Dilbert is an American comic strip written and illustrated by Scott Adams, first published on April 16, 1989. It is known for its satirical office humor about a white-collar, micromanaged office with engineer Dilbert as the title character. It has spawned dozens of books, an animated television series, a video game, and hundreds of themed merchandise items. Dilbert Future and The Joy of Work are among the most read books in the series. In 1997, Adams received the National Cartoonists Society Reuben Award and the Newspaper Comic Strip Award for his work. Dilbert appears online and as of 2013 was published daily in 2,000 newspapers in 65 countries and 25 languages.
In 2023, Dilbert was dropped by numerous independent newspapers as well as its distributor, Andrews McMeel Syndication (which owns GoComics, where the comic was also removed from), after Adams published a video which included comments that were widely characterized as racist. The following month, Adams relaunched the strip as a webcomic on Locals under the name Daily Dilbert Reborn.
Dilbert began syndication by United Feature Syndicate (a division of United Media) in April 1989.

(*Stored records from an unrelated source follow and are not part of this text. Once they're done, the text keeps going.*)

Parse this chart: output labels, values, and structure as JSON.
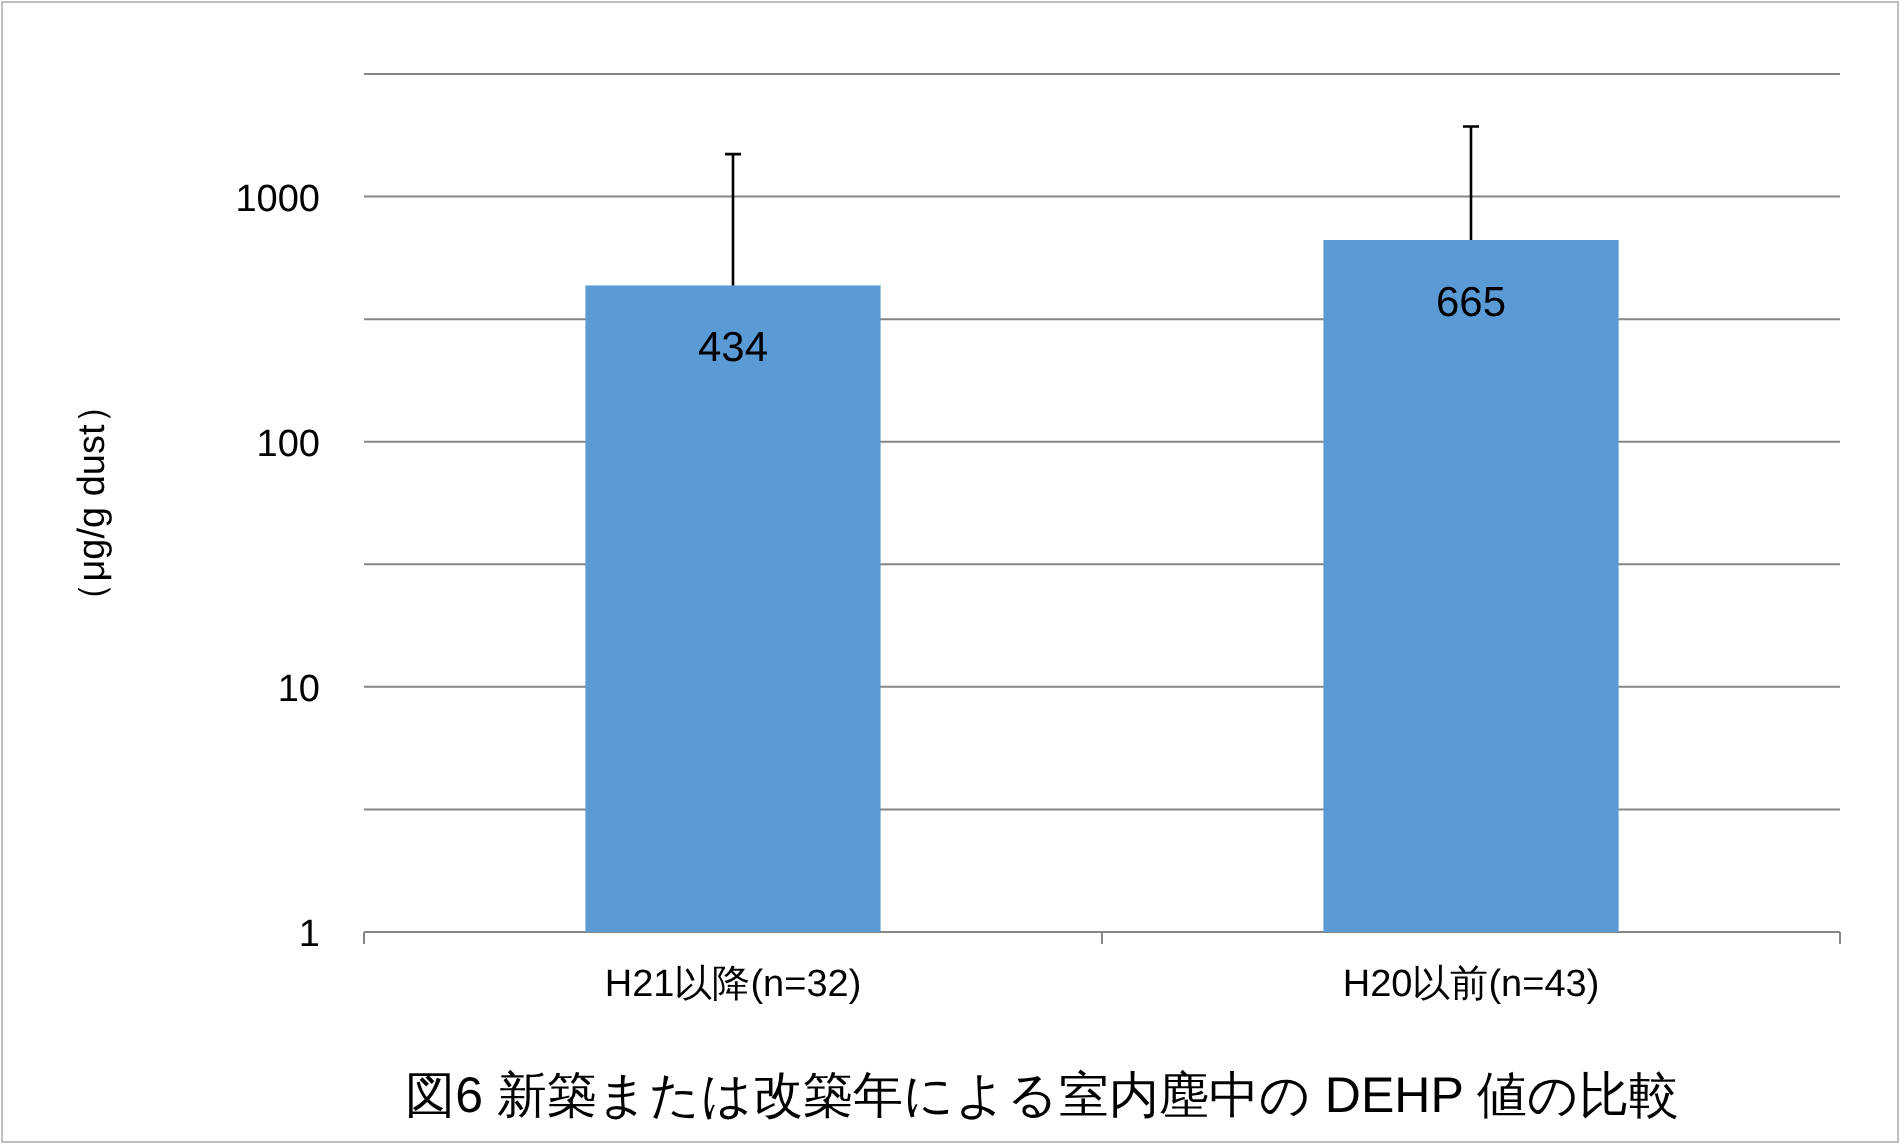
{
  "chart_data": {
    "type": "bar",
    "title": "図6  新築または改築年による室内塵中の DEHP 値の比較",
    "ylabel": "（μg/g dust）",
    "categories": [
      "H21以降(n=32)",
      "H20以前(n=43)"
    ],
    "values": [
      434,
      665
    ],
    "color": "#5b9bd5",
    "errors": [
      [
        434,
        1490
      ],
      [
        665,
        1930
      ]
    ],
    "log": true,
    "ylim": [
      1,
      3162
    ],
    "yticks": [
      1,
      {
        "value": 3.162,
        "label": null
      },
      10,
      {
        "value": 31.62,
        "label": null
      },
      100,
      {
        "value": 316.2,
        "label": null
      },
      1000,
      {
        "value": 3162,
        "label": null
      }
    ],
    "grid": "y",
    "data_labels": true
  }
}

On June 3, 2010, United Media sold its licensing arm, along with the rights to Dilbert, to Iconix Brand Group. This led to Dilbert leaving United Media. In late December 2010, it was announced that Dilbert would move to Universal Uclick (a division of Andrews McMeel Universal, known as Andrews McMeel Syndication) beginning in June 2011, where it remained until 2023.
In September 2022, Lee Enterprises ceased running the strip in what Scott Adams reported as 77 newspapers as the publisher declined to include the strip in a new comics page that was instituted throughout the company. He said that he had received complaints about Dilbert mocking the environmental, social, and corporate governance movement, but that he was not sure if that was the reason for the cancellation.